Let's just look at the last few years. We don't have the Ottawa Senators problem any more, so we can make a line plot. But the fact that our time series has the date as its X axis and the season doesn't run year round gives us an odd looking graph, because teams' ELO scores jump toward the mean during the offseason for reasons that aren't entirely clear. 

In [8]:
express.line(data_frame=elo_df[elo_df['season'] > 2015].sort_values(by=['date', 'team']).reset_index(), x='date', y='rating', color='team', height=800, color_discrete_sequence = colors.sample_colorscale('HSV', 32)).show(renderer='iframe_connected', )


Maybe ELO scores make more sense within a season than they do across seasons. 

In [9]:
express.scatter(data_frame=elo_df[elo_df['season'] == 2023].sort_values(by=['date', 'team']).reset_index(), x='date', y='rating', color='team', height=800, color_discrete_sequence = colors.sample_colorscale('HSV', 32)).show(renderer='iframe_connected', )
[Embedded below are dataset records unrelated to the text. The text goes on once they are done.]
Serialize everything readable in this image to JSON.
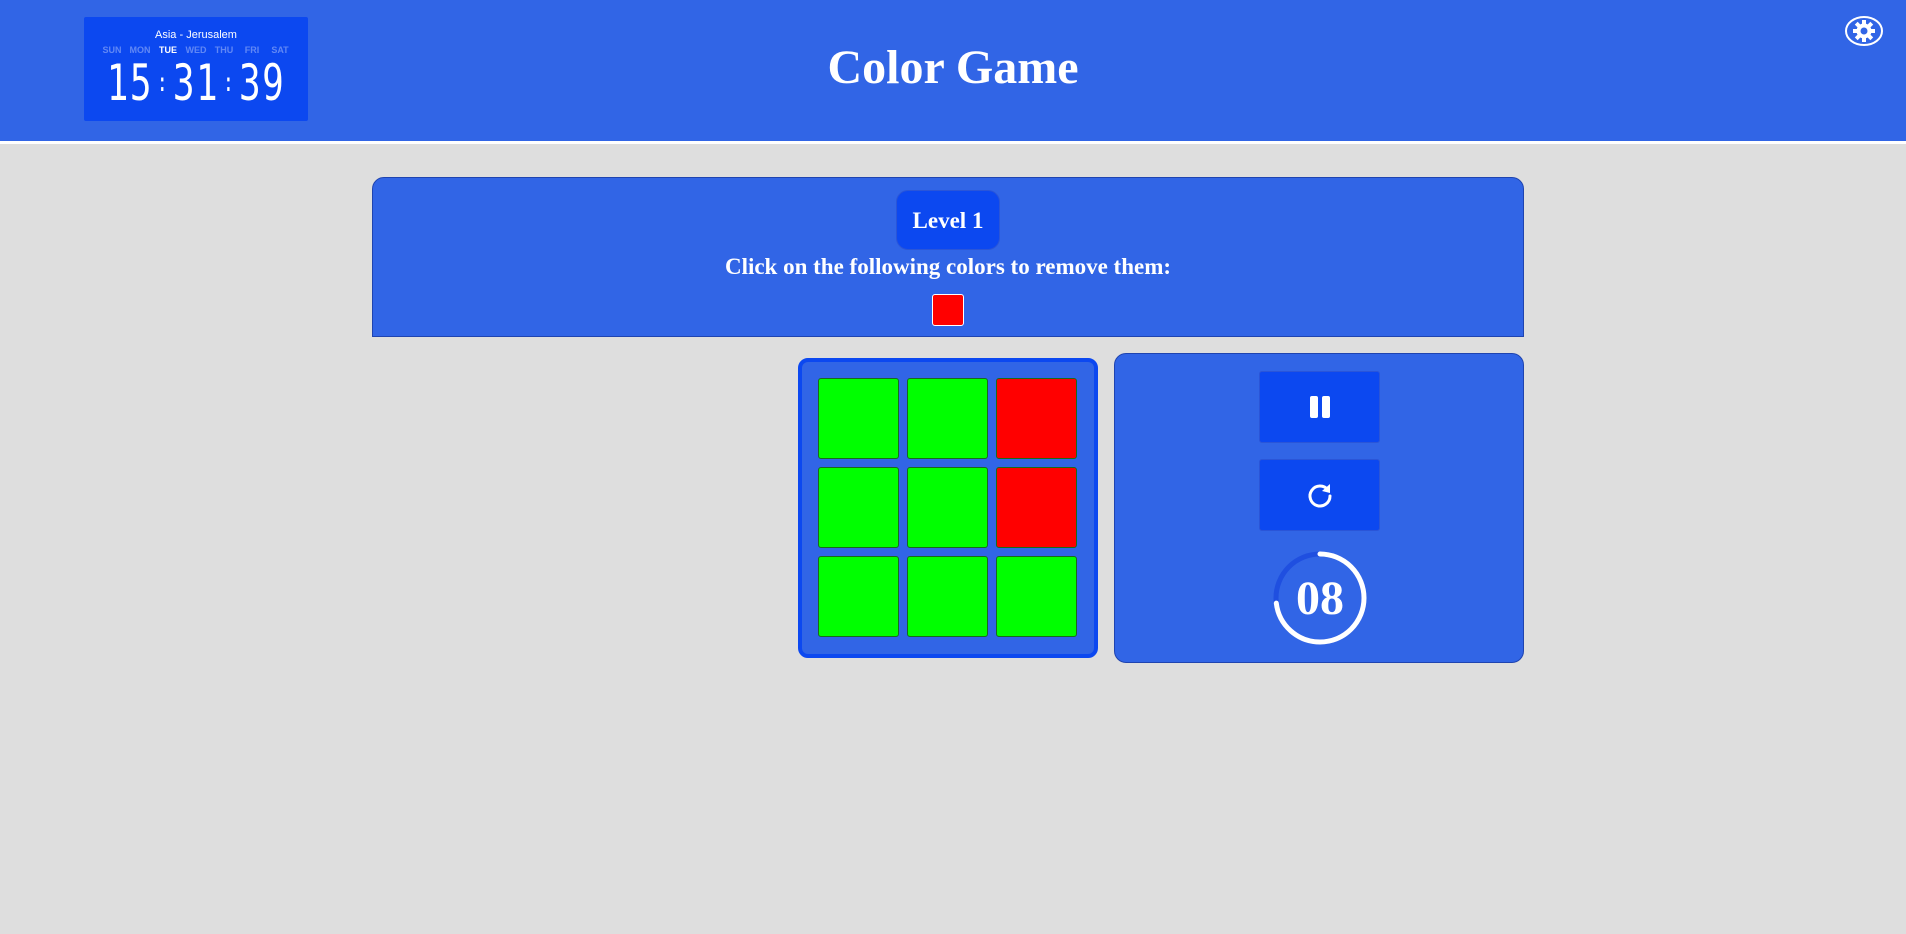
{
  "header": {
    "title": "Color Game",
    "settings_icon": "gear-icon"
  },
  "clock": {
    "timezone": "Asia - Jerusalem",
    "days": [
      "SUN",
      "MON",
      "TUE",
      "WED",
      "THU",
      "FRI",
      "SAT"
    ],
    "active_day": "TUE",
    "hours": "15",
    "minutes": "31",
    "seconds": "39"
  },
  "instructions": {
    "level_label": "Level 1",
    "prompt": "Click on the following colors to remove them:",
    "target_colors": [
      "#ff0000"
    ]
  },
  "board": {
    "rows": 3,
    "cols": 3,
    "tiles": [
      "#00ff00",
      "#00ff00",
      "#ff0000",
      "#00ff00",
      "#00ff00",
      "#ff0000",
      "#00ff00",
      "#00ff00",
      "#00ff00"
    ]
  },
  "controls": {
    "pause_icon": "pause-icon",
    "restart_icon": "restart-icon",
    "timer_value": "08",
    "timer_fraction_remaining": 0.73
  },
  "colors": {
    "header_bg": "#3165e6",
    "accent_dark": "#0c48f0",
    "page_bg": "#dedede",
    "red": "#ff0000",
    "green": "#00ff00"
  }
}
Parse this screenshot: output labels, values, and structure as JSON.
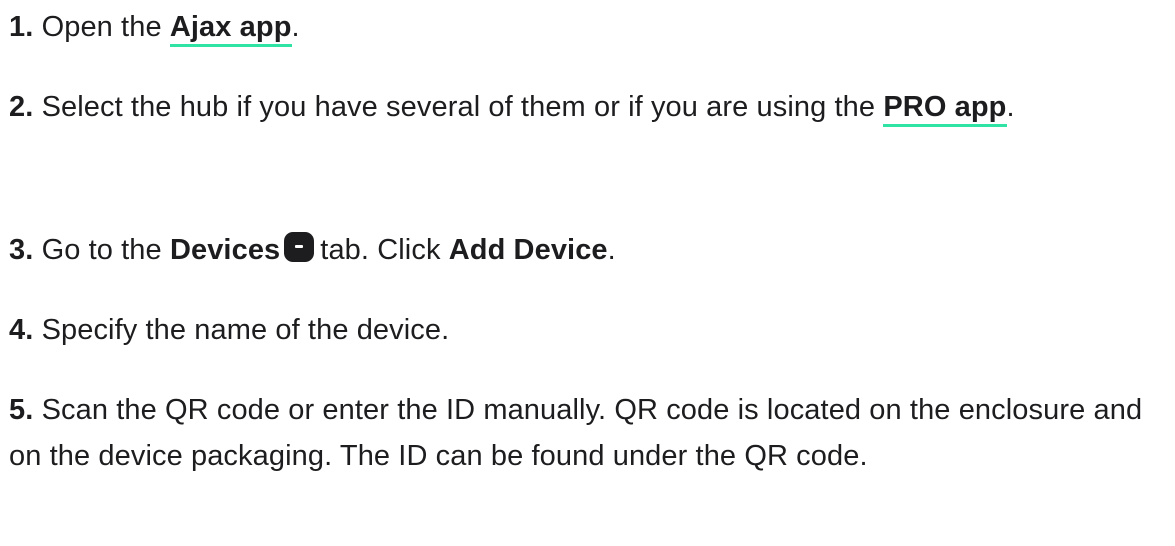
{
  "steps": [
    {
      "number": "1.",
      "text_before": "Open the",
      "link": "Ajax app",
      "text_after": "."
    },
    {
      "number": "2.",
      "text_before": "Select the hub if you have several of them or if you are using the",
      "link": "PRO app",
      "text_after": "."
    },
    {
      "number": "3.",
      "text_before": "Go to the",
      "bold_1": "Devices",
      "icon": "devices-icon",
      "text_middle": "tab. Click",
      "bold_2": "Add Device",
      "text_after": "."
    },
    {
      "number": "4.",
      "text": "Specify the name of the device."
    },
    {
      "number": "5.",
      "text": "Scan the QR code or enter the ID manually. QR code is located on the enclosure and on the device packaging. The ID can be found under the QR code."
    }
  ],
  "colors": {
    "text": "#1d1d1f",
    "link_underline": "#2ee3a3",
    "background": "#ffffff"
  }
}
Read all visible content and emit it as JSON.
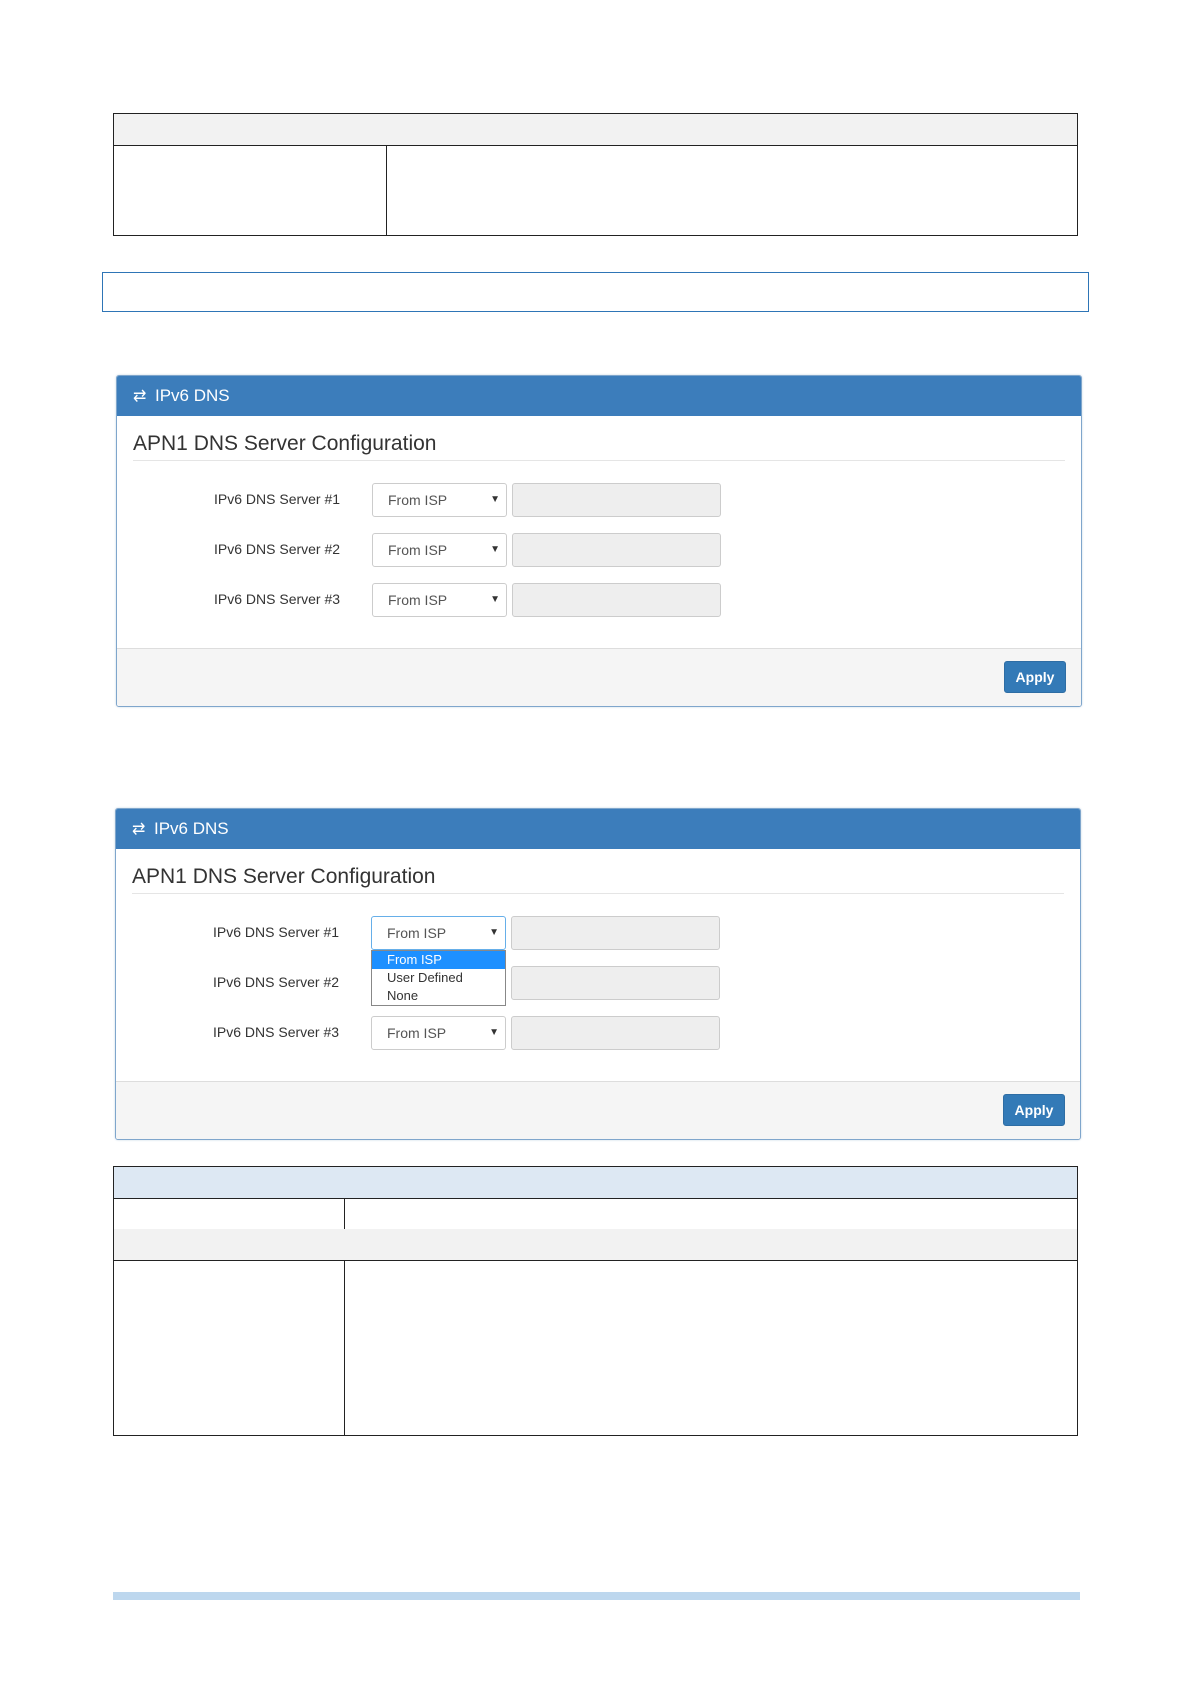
{
  "panels": [
    {
      "header": "IPv6 DNS",
      "title": "APN1 DNS Server Configuration",
      "rows": [
        {
          "label": "IPv6 DNS Server #1",
          "select": "From ISP"
        },
        {
          "label": "IPv6 DNS Server #2",
          "select": "From ISP"
        },
        {
          "label": "IPv6 DNS Server #3",
          "select": "From ISP"
        }
      ],
      "apply": "Apply"
    },
    {
      "header": "IPv6 DNS",
      "title": "APN1 DNS Server Configuration",
      "rows": [
        {
          "label": "IPv6 DNS Server #1",
          "select": "From ISP"
        },
        {
          "label": "IPv6 DNS Server #2",
          "select": "From ISP"
        },
        {
          "label": "IPv6 DNS Server #3",
          "select": "From ISP"
        }
      ],
      "apply": "Apply",
      "dropdown_options": [
        "From ISP",
        "User Defined",
        "None"
      ]
    }
  ],
  "icons": {
    "header": "exchange-arrows-icon",
    "select": "caret-down-icon"
  }
}
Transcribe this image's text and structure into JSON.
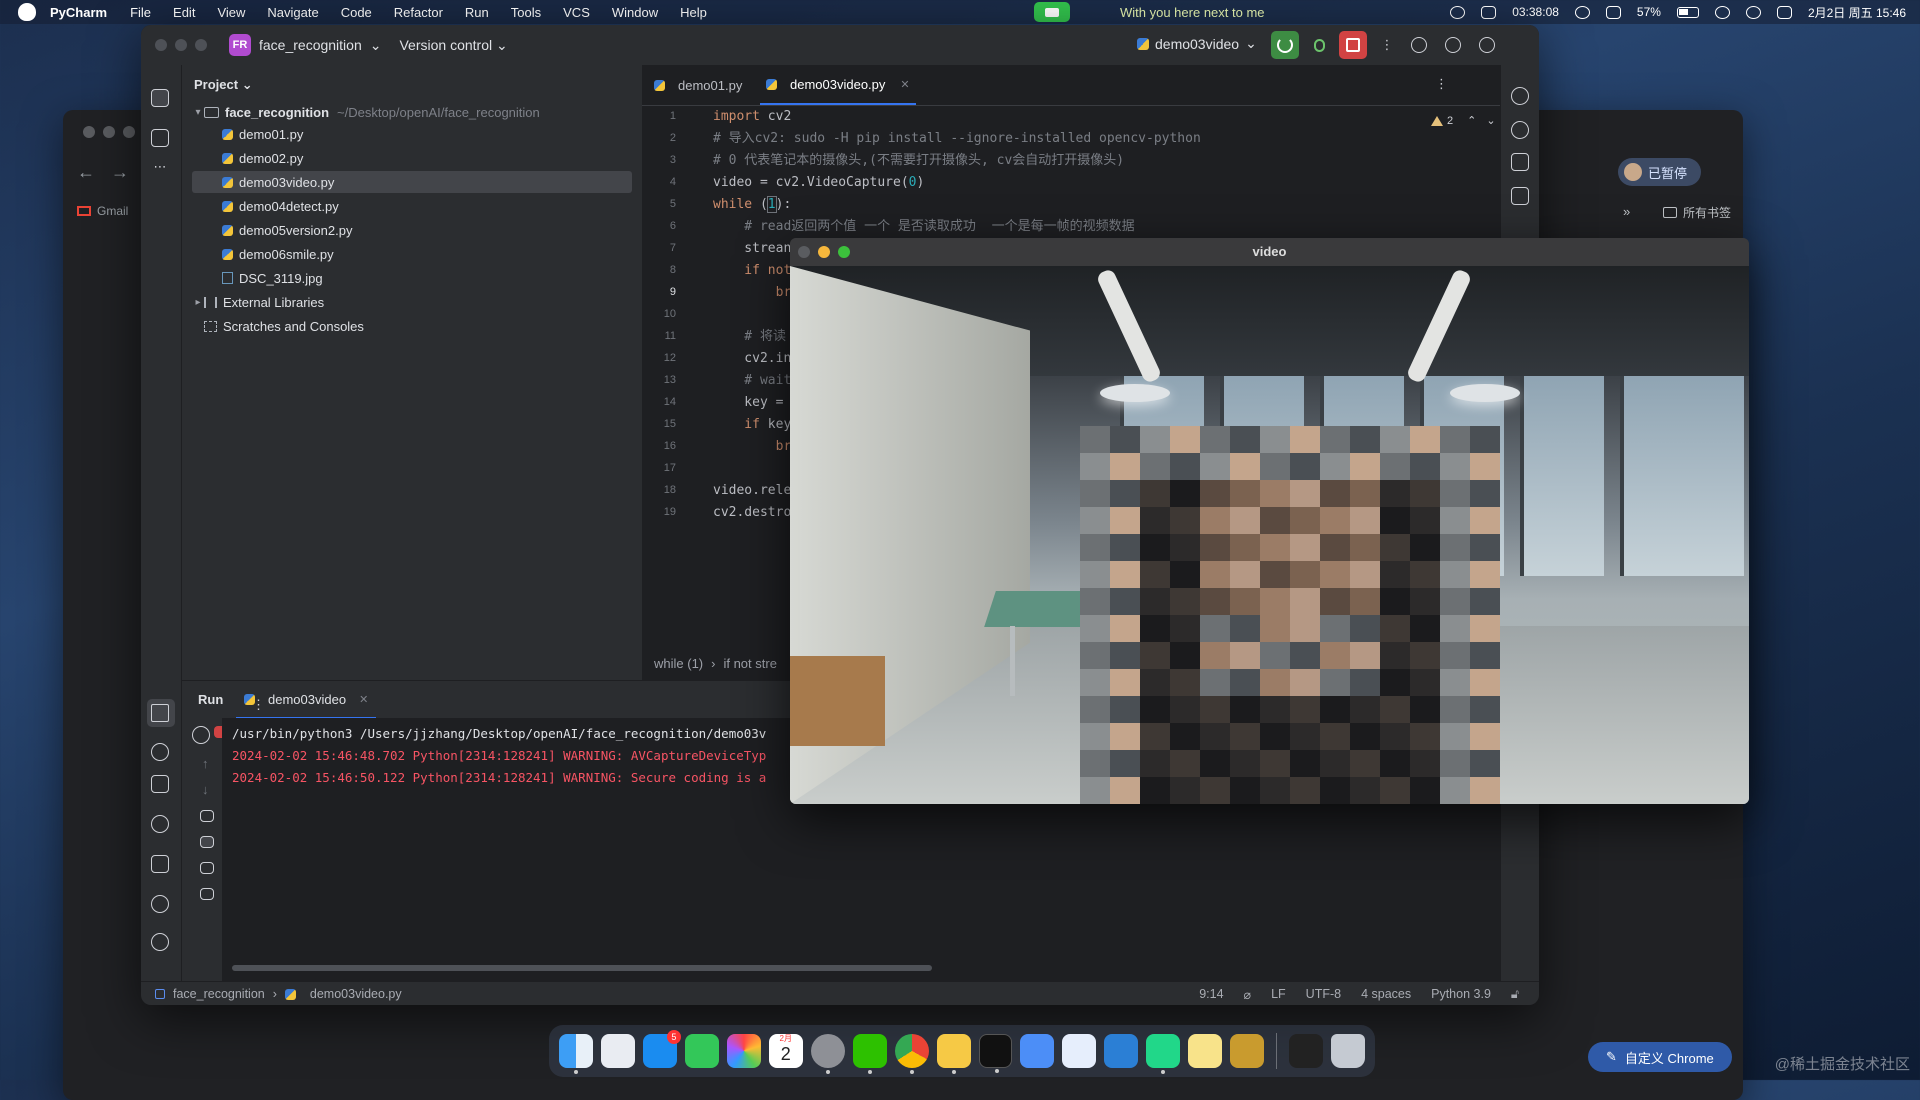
{
  "menubar": {
    "app": "PyCharm",
    "items": [
      "File",
      "Edit",
      "View",
      "Navigate",
      "Code",
      "Refactor",
      "Run",
      "Tools",
      "VCS",
      "Window",
      "Help"
    ],
    "now_playing": "With you here next to me",
    "timer": "03:38:08",
    "battery": "57%",
    "datetime": "2月2日 周五 15:46"
  },
  "ide": {
    "project_badge": "FR",
    "project_name": "face_recognition",
    "version_control": "Version control",
    "run_config": "demo03video",
    "project_pane": {
      "header": "Project",
      "root": "face_recognition",
      "root_path": "~/Desktop/openAI/face_recognition",
      "files": [
        "demo01.py",
        "demo02.py",
        "demo03video.py",
        "demo04detect.py",
        "demo05version2.py",
        "demo06smile.py",
        "DSC_3119.jpg"
      ],
      "external": "External Libraries",
      "scratches": "Scratches and Consoles"
    },
    "tabs": [
      "demo01.py",
      "demo03video.py"
    ],
    "warnings": "2",
    "line_numbers": [
      "1",
      "2",
      "3",
      "4",
      "5",
      "6",
      "7",
      "8",
      "9",
      "10",
      "11",
      "12",
      "13",
      "14",
      "15",
      "16",
      "17",
      "18",
      "19"
    ],
    "code": {
      "l1_kw": "import",
      "l1_rest": " cv2",
      "l2": "# 导入cv2: sudo -H pip install --ignore-installed opencv-python",
      "l3": "# 0 代表笔记本的摄像头,(不需要打开摄像头, cv会自动打开摄像头)",
      "l4_a": "video = cv2.VideoCapture(",
      "l4_num": "0",
      "l4_b": ")",
      "l5_kw": "while",
      "l5_a": " (",
      "l5_num": "1",
      "l5_b": "):",
      "l6": "    # read返回两个值 一个 是否读取成功  一个是每一帧的视频数据",
      "l7": "    strean",
      "l8_kw": "    if",
      "l8_rest": " not",
      "l9": "        br",
      "l11": "    # 将读",
      "l12": "    cv2.in",
      "l13": "    # wait",
      "l14": "    key =",
      "l15_kw": "    if",
      "l15_rest": " key",
      "l16": "        br",
      "l18": "video.rele",
      "l19": "cv2.destro"
    },
    "breadcrumb": [
      "while (1)",
      "if not stre"
    ],
    "run": {
      "title": "Run",
      "tab": "demo03video",
      "lines": [
        "/usr/bin/python3 /Users/jjzhang/Desktop/openAI/face_recognition/demo03v",
        "2024-02-02 15:46:48.702 Python[2314:128241] WARNING: AVCaptureDeviceTyp",
        "2024-02-02 15:46:50.122 Python[2314:128241] WARNING: Secure coding is a"
      ]
    },
    "status": {
      "crumb_project": "face_recognition",
      "crumb_file": "demo03video.py",
      "position": "9:14",
      "line_sep": "LF",
      "encoding": "UTF-8",
      "indent": "4 spaces",
      "interpreter": "Python 3.9"
    }
  },
  "video_window": {
    "title": "video"
  },
  "chrome": {
    "bookmark_gmail": "Gmail",
    "profile_status": "已暂停",
    "bookmarks": "所有书签",
    "customize": "自定义 Chrome"
  },
  "dock": {
    "notification_count": "5",
    "calendar_month": "2月",
    "calendar_day": "2"
  },
  "watermark": "@稀土掘金技术社区",
  "colors": {
    "accent": "#3574f0",
    "run_green": "#3d8c43",
    "stop_red": "#d14343",
    "error_text": "#f75464"
  }
}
What do we see? First of all we see that the 2023 season starts in 2022. Second, we can clearly see the impact of a couple of early games between the Sharks and the Predators and the post-season, which goes on for two solid months. Finally, we see that the highest ELO teams don't always win titles, as the Bruins exit in an early round of the playoffs, but the Golden Knights, which start the year in the middle of the ELO pack end up winning the Stanley Cup. Go figure.